In June, the market capitalization increased by 1.21% to Kshs 2.12 trillion up from Kshs 2.10 trillion in May. Total shares traded and equity turnover rose by 72.42% and 17.01% respectively to 146 million shares and Kshs 2.77 billion. NASI, NSE 20, and NSE 25 surged by 1.21%, 0.21%, and 1.34% on a monthly basis. The rise in turnover despite the share prices decline reflects the sustained selling activity of foreign investors who are now seeking safety in developed markets. The net sales until June were Sh 22.8 billion mainly driven by the five large-cap stock that accounts for Sh 2.1 trillion market capitalization on the course.
During the month of June, the derivatives market recorded a turnover of Kshs 1.45 million. The I-REIT market registered a turnover of Kshs 9.06 million. The ETF market closed the month with a turnover of Kshs 26.277 million. On a weekly basis, the derivatives market recorded increased activity as the turnover rose from Ksh 107, 750 million to Ksh 803, 905 million from last week’s turnover. The I-REIT market also experienced an increase in turnover from Ksh 2.83 million to Ksh 6.85 million while the ETF market recorded an increase from Ksh 4.05 million to Ksh 26 million.

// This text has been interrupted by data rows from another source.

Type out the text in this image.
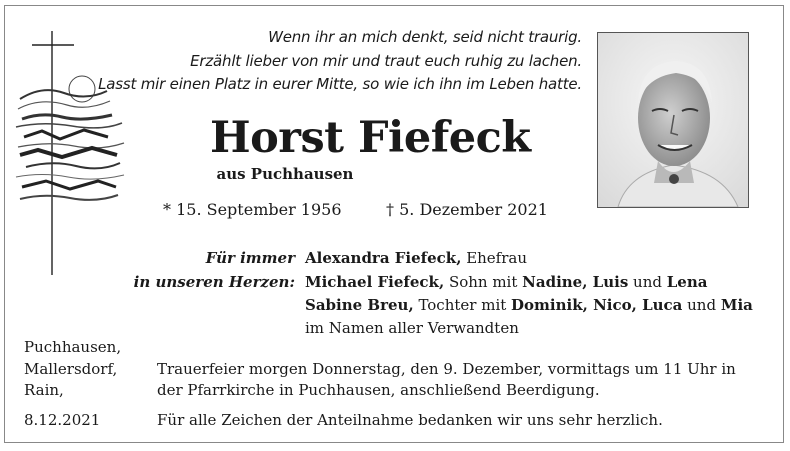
Wenn ihr an mich denkt, seid nicht traurig.
Erzählt lieber von mir und traut euch ruhig zu lachen.
Lasst mir einen Platz in eurer Mitte, so wie ich ihn im Leben hatte.
Horst Fiefeck
aus Puchhausen
* 15. September 1956	† 5. Dezember 2021
Für immer
in unseren Herzen:
Alexandra Fiefeck, Ehefrau
Michael Fiefeck, Sohn mit Nadine, Luis und Lena
Sabine Breu, Tochter mit Dominik, Nico, Luca und Mia
im Namen aller Verwandten
Puchhausen,
Mallersdorf,
Rain,
8.12.2021
Trauerfeier morgen Donnerstag, den 9. Dezember, vormittags um 11 Uhr in
der Pfarrkirche in Puchhausen, anschließend Beerdigung.
Für alle Zeichen der Anteilnahme bedanken wir uns sehr herzlich.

GLOBAL AND REGIONAL MARKETS
- During the month, major global indices were on the rise except S&P 500 which fell by 1.16% and DJI which declined by 1.45%. The World MSCI Index soared by 0.43% while the MSCI Emerging Markets Index rose marginally by 7.37%. China’s SSEC edged higher by 4.46%. In Europe, the European index, STOXX Europe 600 edged up by 2.27% while UK’S FTSE 1000 climbed up by a margin of 2.45%.

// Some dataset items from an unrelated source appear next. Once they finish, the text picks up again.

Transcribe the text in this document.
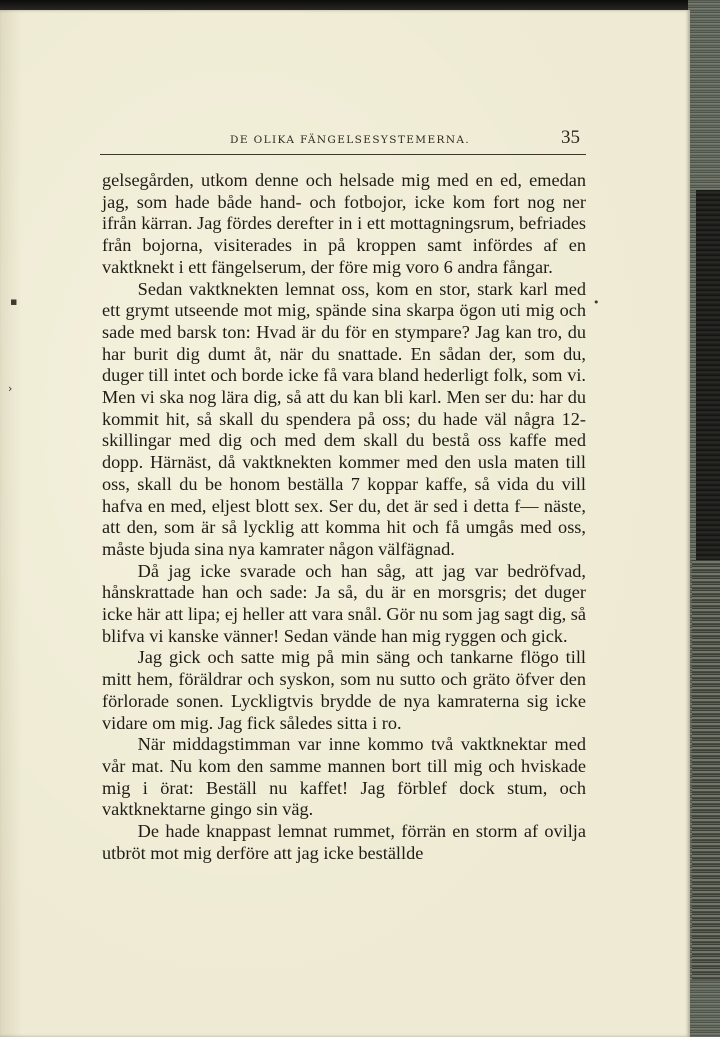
▪
›
•
DE OLIKA FÄNGELSESYSTEMERNA.	35

gelsegården, utkom denne och helsade mig med en ed, emedan jag, som hade både hand- och fotbojor, icke kom fort nog ner ifrån kärran. Jag fördes derefter in i ett mottagningsrum, befriades från bojorna, visiterades in på kroppen samt infördes af en vaktknekt i ett fängelserum, der före mig voro 6 andra fångar.

Sedan vaktknekten lemnat oss, kom en stor, stark karl med ett grymt utseende mot mig, spände sina skarpa ögon uti mig och sade med barsk ton: Hvad är du för en stympare? Jag kan tro, du har burit dig dumt åt, när du snattade. En sådan der, som du, duger till intet och borde icke få vara bland hederligt folk, som vi. Men vi ska nog lära dig, så att du kan bli karl. Men ser du: har du kommit hit, så skall du spendera på oss; du hade väl några 12-skillingar med dig och med dem skall du bestå oss kaffe med dopp. Härnäst, då vaktknekten kommer med den usla maten till oss, skall du be honom beställa 7 koppar kaffe, så vida du vill hafva en med, eljest blott sex. Ser du, det är sed i detta f— näste, att den, som är så lycklig att komma hit och få umgås med oss, måste bjuda sina nya kamrater någon välfägnad.

Då jag icke svarade och han såg, att jag var bedröfvad, hånskrattade han och sade: Ja så, du är en morsgris; det duger icke här att lipa; ej heller att vara snål. Gör nu som jag sagt dig, så blifva vi kanske vänner! Sedan vände han mig ryggen och gick.

Jag gick och satte mig på min säng och tankarne flögo till mitt hem, föräldrar och syskon, som nu sutto och gräto öfver den förlorade sonen. Lyckligtvis brydde de nya kamraterna sig icke vidare om mig. Jag fick således sitta i ro.

När middagstimman var inne kommo två vaktknektar med vår mat. Nu kom den samme mannen bort till mig och hviskade mig i örat: Beställ nu kaffet! Jag förblef dock stum, och vaktknektarne gingo sin väg.

De hade knappast lemnat rummet, förrän en storm af ovilja utbröt mot mig derföre att jag icke beställde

- The US Federal Reserve restricted dividends banks can pay shareholders and required them to suspend repurchases after an analysis showed that some banks could approach minimum capital levels. Banks will only be allowed to pay dividends in line with a formula based on their most recent income.
- On the regional front, the Pan African index FTSE ASEA registered a monthly decline of 52.38% from the previous month of May. South Africa’s JALSH gained by 6.26%, Nigeria’s NGSEINDEX went down by 1.74%, Tanzania’s DSEI improved by 1.26% with Uganda’s ALSIUG rising marginally by 0.72%.

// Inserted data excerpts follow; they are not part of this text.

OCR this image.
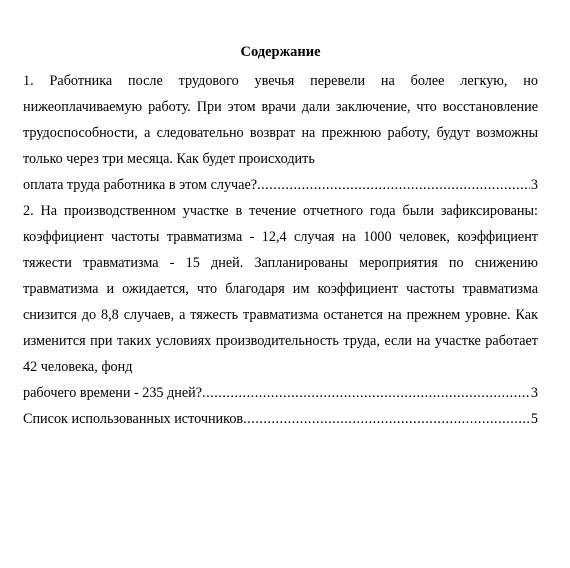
Содержание
1. Работника после трудового увечья перевели на более легкую, но нижеоплачиваемую работу. При этом врачи дали заключение, что восстановление трудоспособности, а следовательно возврат на прежнюю работу, будут возможны только через три месяца. Как будет происходить
оплата труда работника в этом случае? .....	3
2. На производственном участке в течение отчетного года были зафиксированы: коэффициент частоты травматизма - 12,4 случая на 1000 человек, коэффициент тяжести травматизма - 15 дней. Запланированы мероприятия по снижению травматизма и ожидается, что благодаря им коэффициент частоты травматизма снизится до 8,8 случаев, а тяжесть травматизма останется на прежнем уровне. Как изменится при таких условиях производительность труда, если на участке работает 42 человека, фонд
рабочего времени - 235 дней? .....	3
Список использованных источников .....	5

- On the global commodities market, oil futures recovered sharply from losses recorded in the month of May. Crude Oil WTI and ICE Brent Crude oil appreciated by 8.45% and 16.11%, respectively. On a weekly basis, the oil futures decreased by 3.17% and 2.77% respectively. The gold futures prices increased on a weekly and monthly basis by 1.56% and 2.5% respectively.